#157: Happy New Year

There won’t be a letter Thursday and Friday as we start celebrating the Jewish New Year tonight.

S2N Spotlight

The next chart was inspired by Deutsche Bank but has my fingerprints. The idea is to look back 1 year on a rolling weekly basis and count how many of the weeks in the one-year window are positive. I then mark all times when it hits 35x or 67% and place a red marker on both plots to make it easier to visualise. I am not sure how good a market timer it is; I will need to run a backtest when I have more time.

S2N Observations

Non-dealers are all investors, excluding market makers. According to Goldman Sachs, we are at a record net long US Equity Futures. Remember, reversals come at extremes.

The next chart I replicated, hat tip: Marlin Capital. The title explains the research: we are at the highest valuation at the start of a rate cutting cycle. You decide how you think it will play out.

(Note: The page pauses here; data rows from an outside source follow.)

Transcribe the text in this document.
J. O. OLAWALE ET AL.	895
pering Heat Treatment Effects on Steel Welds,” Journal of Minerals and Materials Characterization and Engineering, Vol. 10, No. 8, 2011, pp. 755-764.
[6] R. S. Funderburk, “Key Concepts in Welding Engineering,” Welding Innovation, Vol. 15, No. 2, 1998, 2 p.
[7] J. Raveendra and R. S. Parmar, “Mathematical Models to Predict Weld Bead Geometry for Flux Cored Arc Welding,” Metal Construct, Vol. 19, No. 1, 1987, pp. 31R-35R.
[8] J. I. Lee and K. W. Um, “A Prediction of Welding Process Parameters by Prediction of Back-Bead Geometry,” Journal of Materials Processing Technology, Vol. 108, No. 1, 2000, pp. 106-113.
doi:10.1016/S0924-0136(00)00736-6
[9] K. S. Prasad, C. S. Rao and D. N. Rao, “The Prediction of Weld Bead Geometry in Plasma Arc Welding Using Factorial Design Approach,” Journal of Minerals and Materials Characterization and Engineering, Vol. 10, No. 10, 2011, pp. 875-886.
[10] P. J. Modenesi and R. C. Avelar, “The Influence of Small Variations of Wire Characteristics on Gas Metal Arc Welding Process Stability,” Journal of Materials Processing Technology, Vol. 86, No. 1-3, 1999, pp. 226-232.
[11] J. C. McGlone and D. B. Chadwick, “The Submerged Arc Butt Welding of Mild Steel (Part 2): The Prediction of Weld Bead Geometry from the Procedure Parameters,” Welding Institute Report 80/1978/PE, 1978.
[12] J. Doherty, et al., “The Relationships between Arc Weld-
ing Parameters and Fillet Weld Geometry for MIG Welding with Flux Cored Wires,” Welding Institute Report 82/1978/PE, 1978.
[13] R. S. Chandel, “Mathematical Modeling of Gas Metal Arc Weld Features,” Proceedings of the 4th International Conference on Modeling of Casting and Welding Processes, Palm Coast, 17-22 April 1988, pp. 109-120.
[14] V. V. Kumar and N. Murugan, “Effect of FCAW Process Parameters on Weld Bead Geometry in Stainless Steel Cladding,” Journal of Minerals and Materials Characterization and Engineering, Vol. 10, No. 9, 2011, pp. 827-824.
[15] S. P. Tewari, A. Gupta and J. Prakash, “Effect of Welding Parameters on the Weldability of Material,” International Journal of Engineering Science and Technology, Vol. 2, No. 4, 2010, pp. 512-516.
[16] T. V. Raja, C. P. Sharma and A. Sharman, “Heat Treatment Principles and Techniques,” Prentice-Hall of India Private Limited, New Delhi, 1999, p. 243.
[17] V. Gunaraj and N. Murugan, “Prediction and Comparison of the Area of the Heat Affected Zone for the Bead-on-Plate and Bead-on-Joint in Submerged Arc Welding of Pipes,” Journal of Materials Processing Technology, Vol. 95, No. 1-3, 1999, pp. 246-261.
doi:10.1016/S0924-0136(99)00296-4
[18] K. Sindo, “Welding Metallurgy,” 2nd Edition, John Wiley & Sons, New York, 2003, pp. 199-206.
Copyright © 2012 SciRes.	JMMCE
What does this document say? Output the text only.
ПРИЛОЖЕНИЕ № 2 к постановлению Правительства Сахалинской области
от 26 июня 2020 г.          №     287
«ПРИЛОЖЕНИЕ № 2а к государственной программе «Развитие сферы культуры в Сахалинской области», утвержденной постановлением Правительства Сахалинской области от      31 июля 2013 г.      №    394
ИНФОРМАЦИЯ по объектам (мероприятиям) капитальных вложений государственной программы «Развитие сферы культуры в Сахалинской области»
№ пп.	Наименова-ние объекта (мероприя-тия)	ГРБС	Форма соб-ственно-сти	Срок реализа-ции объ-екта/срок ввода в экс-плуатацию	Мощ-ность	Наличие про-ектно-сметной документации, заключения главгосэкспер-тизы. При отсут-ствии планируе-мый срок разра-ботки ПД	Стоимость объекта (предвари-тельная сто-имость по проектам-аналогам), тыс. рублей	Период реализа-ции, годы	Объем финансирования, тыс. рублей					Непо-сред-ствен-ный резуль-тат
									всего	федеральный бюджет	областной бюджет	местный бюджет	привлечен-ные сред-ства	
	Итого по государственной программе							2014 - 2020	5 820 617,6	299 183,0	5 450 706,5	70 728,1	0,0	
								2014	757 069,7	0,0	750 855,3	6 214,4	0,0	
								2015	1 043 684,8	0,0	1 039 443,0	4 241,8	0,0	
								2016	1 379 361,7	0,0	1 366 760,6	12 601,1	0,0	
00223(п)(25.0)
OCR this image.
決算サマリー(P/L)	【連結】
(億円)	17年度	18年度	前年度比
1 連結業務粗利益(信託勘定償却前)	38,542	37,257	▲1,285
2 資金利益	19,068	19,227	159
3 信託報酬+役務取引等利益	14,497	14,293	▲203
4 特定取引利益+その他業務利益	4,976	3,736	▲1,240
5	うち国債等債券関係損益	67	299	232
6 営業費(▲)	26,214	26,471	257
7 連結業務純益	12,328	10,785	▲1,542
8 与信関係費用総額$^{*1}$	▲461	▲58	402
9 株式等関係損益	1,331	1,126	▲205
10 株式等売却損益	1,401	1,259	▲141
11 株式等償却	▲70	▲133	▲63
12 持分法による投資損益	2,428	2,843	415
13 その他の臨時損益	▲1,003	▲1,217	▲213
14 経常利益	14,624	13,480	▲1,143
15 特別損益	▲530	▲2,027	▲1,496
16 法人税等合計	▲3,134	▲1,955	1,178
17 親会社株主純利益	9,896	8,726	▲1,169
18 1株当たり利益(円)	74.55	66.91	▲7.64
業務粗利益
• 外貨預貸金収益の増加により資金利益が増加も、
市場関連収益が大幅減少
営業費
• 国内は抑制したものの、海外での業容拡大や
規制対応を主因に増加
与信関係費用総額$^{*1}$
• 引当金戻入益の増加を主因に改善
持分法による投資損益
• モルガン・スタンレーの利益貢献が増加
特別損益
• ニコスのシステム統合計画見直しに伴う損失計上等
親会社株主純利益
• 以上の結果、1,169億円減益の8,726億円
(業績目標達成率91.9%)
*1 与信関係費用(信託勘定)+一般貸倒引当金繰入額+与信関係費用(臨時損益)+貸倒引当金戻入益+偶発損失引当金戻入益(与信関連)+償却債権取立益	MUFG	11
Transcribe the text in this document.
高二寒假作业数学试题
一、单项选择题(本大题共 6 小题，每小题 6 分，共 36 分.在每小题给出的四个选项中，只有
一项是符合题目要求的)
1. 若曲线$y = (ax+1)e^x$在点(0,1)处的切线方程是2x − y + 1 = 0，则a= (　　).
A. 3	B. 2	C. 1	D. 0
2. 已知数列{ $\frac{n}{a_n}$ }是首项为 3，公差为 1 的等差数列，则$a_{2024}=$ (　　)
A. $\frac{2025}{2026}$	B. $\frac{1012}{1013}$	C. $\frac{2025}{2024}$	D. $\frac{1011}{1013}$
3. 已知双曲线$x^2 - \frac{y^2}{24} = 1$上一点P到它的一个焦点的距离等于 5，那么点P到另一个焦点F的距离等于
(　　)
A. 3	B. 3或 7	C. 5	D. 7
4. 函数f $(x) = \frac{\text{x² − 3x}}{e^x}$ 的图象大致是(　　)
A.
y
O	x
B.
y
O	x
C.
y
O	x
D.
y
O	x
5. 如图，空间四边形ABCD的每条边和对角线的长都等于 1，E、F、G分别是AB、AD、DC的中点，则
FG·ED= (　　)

A well-known market commentator looking for an extreme stat even when it doesn’t exist put a chart out stating that the ISM PMI has only ever had 2 times when the reading was below 50, 22 out of 23 months. I added his stat on the chart. Both times led to a recession. To me, that felt like a fudge; how can you just ignore the 1 time it was positive? What if it was in the middle? The current streak of 16 months is only the 3rd most extreme streak at 16 months.

With Iran firing over 180 ballistic missiles at Israel yesterday, oil did a major reversal. I have used average true range to measure the reversal extreme with oil moving more than $5.61. The 2.43% up move doesn’t do justice to the volatility of the day.

Performance Review

I notice my data vendor did not update the Hang Seng and Shanghai Exchange data from Monday.

For those who are new to the letter, the shading is Z-Score adjusted so that only moves bigger than usual for the symbol are highlighted.